Il n’y était pas resté plus d’un an. À cette âme ardente que dévorait un incessant besoin de sacrifice, la vie calme d’une paroisse ne pouvait convenir longtemps, et on l’avait envoyé comme aumônier à l’escadre de Chine. Il y avait vu mourir, il y avait consolé plus d’un des pauvres marins de France, dont « la grande bleue » devient la tombe, et il venait de voir périr le plus illustre d’entre eux, l’amiral Courbet, qui l’honorait de son amitié.

C’est ainsi que le hasard le rapprochait de Georges Cardignac, au moment où celui-ci ne croyait plus retrouver jamais l’ami d’un instant qui l’avait assisté sur le champ de bataille de Saint-Privat[1].

— Monsieur l’Aumônier ! permettez-moi de me présenter… Il y a si longtemps ! Georges Cardignac !…

Le missionnaire interrompit sa lecture : son regard profond enveloppa le jeune officier et sa haute taille se courba encore.

— Ah ! mon enfant, c’est vous ! fit-il en tendant la main au jeune officier.

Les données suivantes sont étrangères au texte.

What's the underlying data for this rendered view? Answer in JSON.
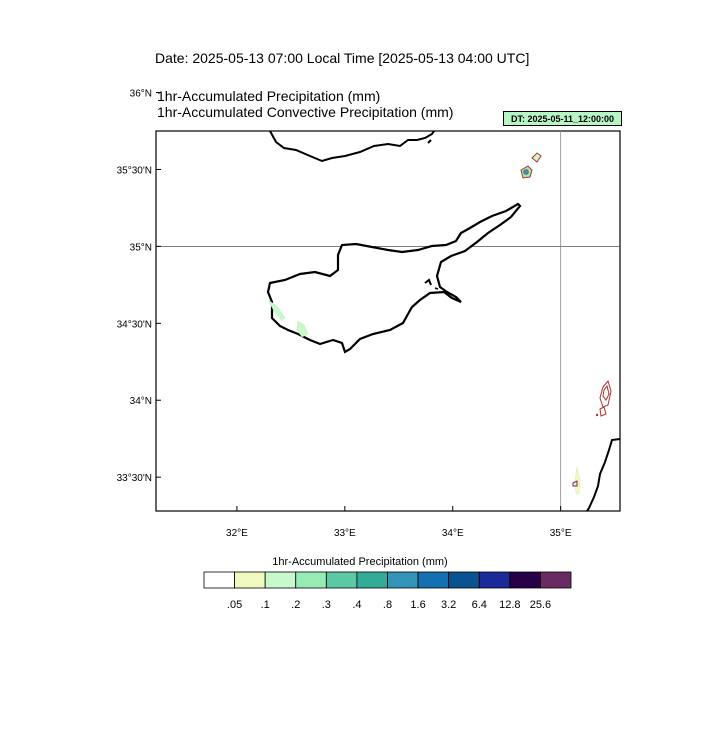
{
  "header": {
    "date_line": "Date: 2025-05-13  07:00 Local Time [2025-05-13  04:00 UTC]",
    "variable_1": "1hr-Accumulated Precipitation   (mm)",
    "variable_2": "1hr-Accumulated Convective Precipitation   (mm)",
    "init_badge": "DT: 2025-05-11_12:00:00"
  },
  "map": {
    "lon_range": [
      31.25,
      35.55
    ],
    "lat_range": [
      33.28,
      35.75
    ],
    "lat_ticks": [
      {
        "value": 36.0,
        "label": "36°N"
      },
      {
        "value": 35.5,
        "label": "35°30'N"
      },
      {
        "value": 35.0,
        "label": "35°N"
      },
      {
        "value": 34.5,
        "label": "34°30'N"
      },
      {
        "value": 34.0,
        "label": "34°N"
      },
      {
        "value": 33.5,
        "label": "33°30'N"
      }
    ],
    "lon_ticks": [
      {
        "value": 32,
        "label": "32°E"
      },
      {
        "value": 33,
        "label": "33°E"
      },
      {
        "value": 34,
        "label": "34°E"
      },
      {
        "value": 35,
        "label": "35°E"
      }
    ],
    "reference_lines": {
      "latitude": 35.0,
      "longitude": 35.0
    }
  },
  "colorbar": {
    "title": "1hr-Accumulated Precipitation  (mm)",
    "colors": [
      "#ffffff",
      "#f0fac0",
      "#c8f8cc",
      "#96ecb4",
      "#5cc8a4",
      "#34aa98",
      "#3494b8",
      "#1470b0",
      "#0a5290",
      "#1a2a98",
      "#260048",
      "#6a2a64"
    ],
    "labels": [
      ".05",
      ".1",
      ".2",
      ".3",
      ".4",
      ".8",
      "1.6",
      "3.2",
      "6.4",
      "12.8",
      "25.6"
    ]
  }
}
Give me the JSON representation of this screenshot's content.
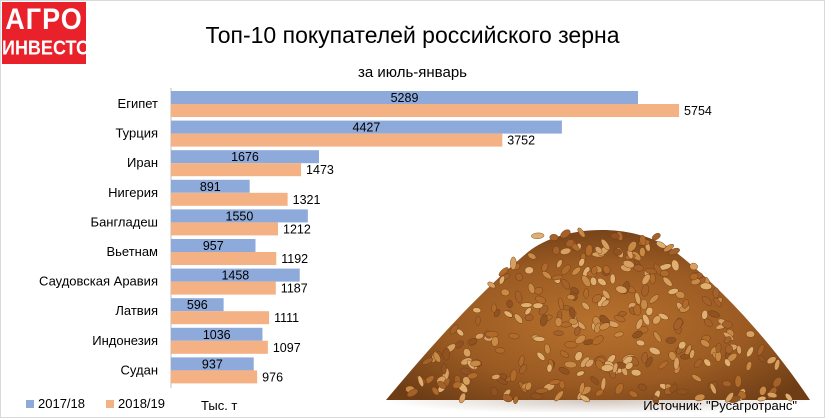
{
  "logo": {
    "line1": "АГРО",
    "line2": "ИНВЕСТОР"
  },
  "title": "Топ-10 покупателей российского зерна",
  "subtitle": "за июль-январь",
  "unit": "Тыс. т",
  "source": "Источник: \"Русагротранс\"",
  "colors": {
    "series_2017": "#8eaadb",
    "series_2018": "#f4b183",
    "logo_bg": "#e8212b"
  },
  "chart_data": {
    "type": "bar",
    "orientation": "horizontal",
    "categories": [
      "Египет",
      "Турция",
      "Иран",
      "Нигерия",
      "Бангладеш",
      "Вьетнам",
      "Саудовская Аравия",
      "Латвия",
      "Индонезия",
      "Судан"
    ],
    "series": [
      {
        "name": "2017/18",
        "color": "#8eaadb",
        "values": [
          5289,
          4427,
          1676,
          891,
          1550,
          957,
          1458,
          596,
          1036,
          937
        ]
      },
      {
        "name": "2018/19",
        "color": "#f4b183",
        "values": [
          5754,
          3752,
          1473,
          1321,
          1212,
          1192,
          1187,
          1111,
          1097,
          976
        ]
      }
    ],
    "xlim": [
      0,
      6000
    ],
    "grid": false,
    "data_labels": true,
    "legend_position": "bottom-left"
  }
}
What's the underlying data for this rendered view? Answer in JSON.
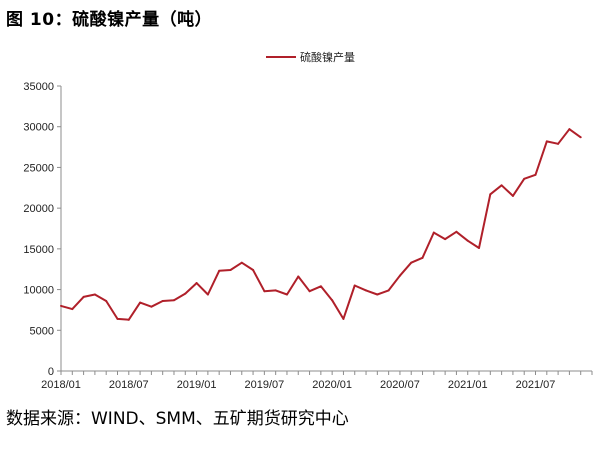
{
  "title": "图 10：硫酸镍产量（吨）",
  "source": "数据来源：WIND、SMM、五矿期货研究中心",
  "colors": {
    "line": "#b0202a",
    "axis": "#8c8c8c"
  },
  "chart_data": {
    "type": "line",
    "title": "图 10：硫酸镍产量（吨）",
    "xlabel": "",
    "ylabel": "",
    "ylim": [
      0,
      35000
    ],
    "y_ticks": [
      "0",
      "5000",
      "10000",
      "15000",
      "20000",
      "25000",
      "30000",
      "35000"
    ],
    "x_ticks": [
      "2018/01",
      "2018/07",
      "2019/01",
      "2019/07",
      "2020/01",
      "2020/07",
      "2021/01",
      "2021/07"
    ],
    "legend": "top-center",
    "grid": false,
    "series": [
      {
        "name": "硫酸镍产量",
        "x": [
          "2018/01",
          "2018/02",
          "2018/03",
          "2018/04",
          "2018/05",
          "2018/06",
          "2018/07",
          "2018/08",
          "2018/09",
          "2018/10",
          "2018/11",
          "2018/12",
          "2019/01",
          "2019/02",
          "2019/03",
          "2019/04",
          "2019/05",
          "2019/06",
          "2019/07",
          "2019/08",
          "2019/09",
          "2019/10",
          "2019/11",
          "2019/12",
          "2020/01",
          "2020/02",
          "2020/03",
          "2020/04",
          "2020/05",
          "2020/06",
          "2020/07",
          "2020/08",
          "2020/09",
          "2020/10",
          "2020/11",
          "2020/12",
          "2021/01",
          "2021/02",
          "2021/03",
          "2021/04",
          "2021/05",
          "2021/06",
          "2021/07",
          "2021/08",
          "2021/09",
          "2021/10",
          "2021/11"
        ],
        "values": [
          8000,
          7600,
          9100,
          9400,
          8600,
          6400,
          6300,
          8400,
          7900,
          8600,
          8700,
          9500,
          10800,
          9400,
          12300,
          12400,
          13300,
          12400,
          9800,
          9900,
          9400,
          11600,
          9800,
          10400,
          8700,
          6400,
          10500,
          9900,
          9400,
          9900,
          11700,
          13300,
          13900,
          17000,
          16200,
          17100,
          16000,
          15100,
          21700,
          22800,
          21500,
          23600,
          24100,
          28200,
          27900,
          29700,
          28700
        ]
      }
    ]
  }
}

Que Dieu soit béni ! Bien souvent j’ai pensé à vous ; j’aurais dû vous écrire, mais vous écrire sans vous accompagner…là-bas,… c’était réveiller en vous une grande douleur !… J’y ai renoncé.

— Et maintenant, demanda Georges, d’une voix que l’émotion faisait trembler, puis-je espérer que vous voudrez bien m’accompagner… là-bas ?…

Le prêtre réfléchit un instant :

— Certes, dit-il, j’irai : mais je veux que ce voyage si triste soit, en même temps, pour vous l’occasion d’une grande consolation. Écoutez-moi : j’ai connu, dans l’Est-Africain, un officier supérieur allemand, le major Strélitz, devenu depuis général dans le 16e corps d’armée. Il habite Metz. J’ai eu l’occasion de lui rendre service dans une circonstance pénible et difficile, en Afrique. Il s’en souviendra. Par lui, je pourrai sans doute

  1. Voir Filleuls de Napoléon.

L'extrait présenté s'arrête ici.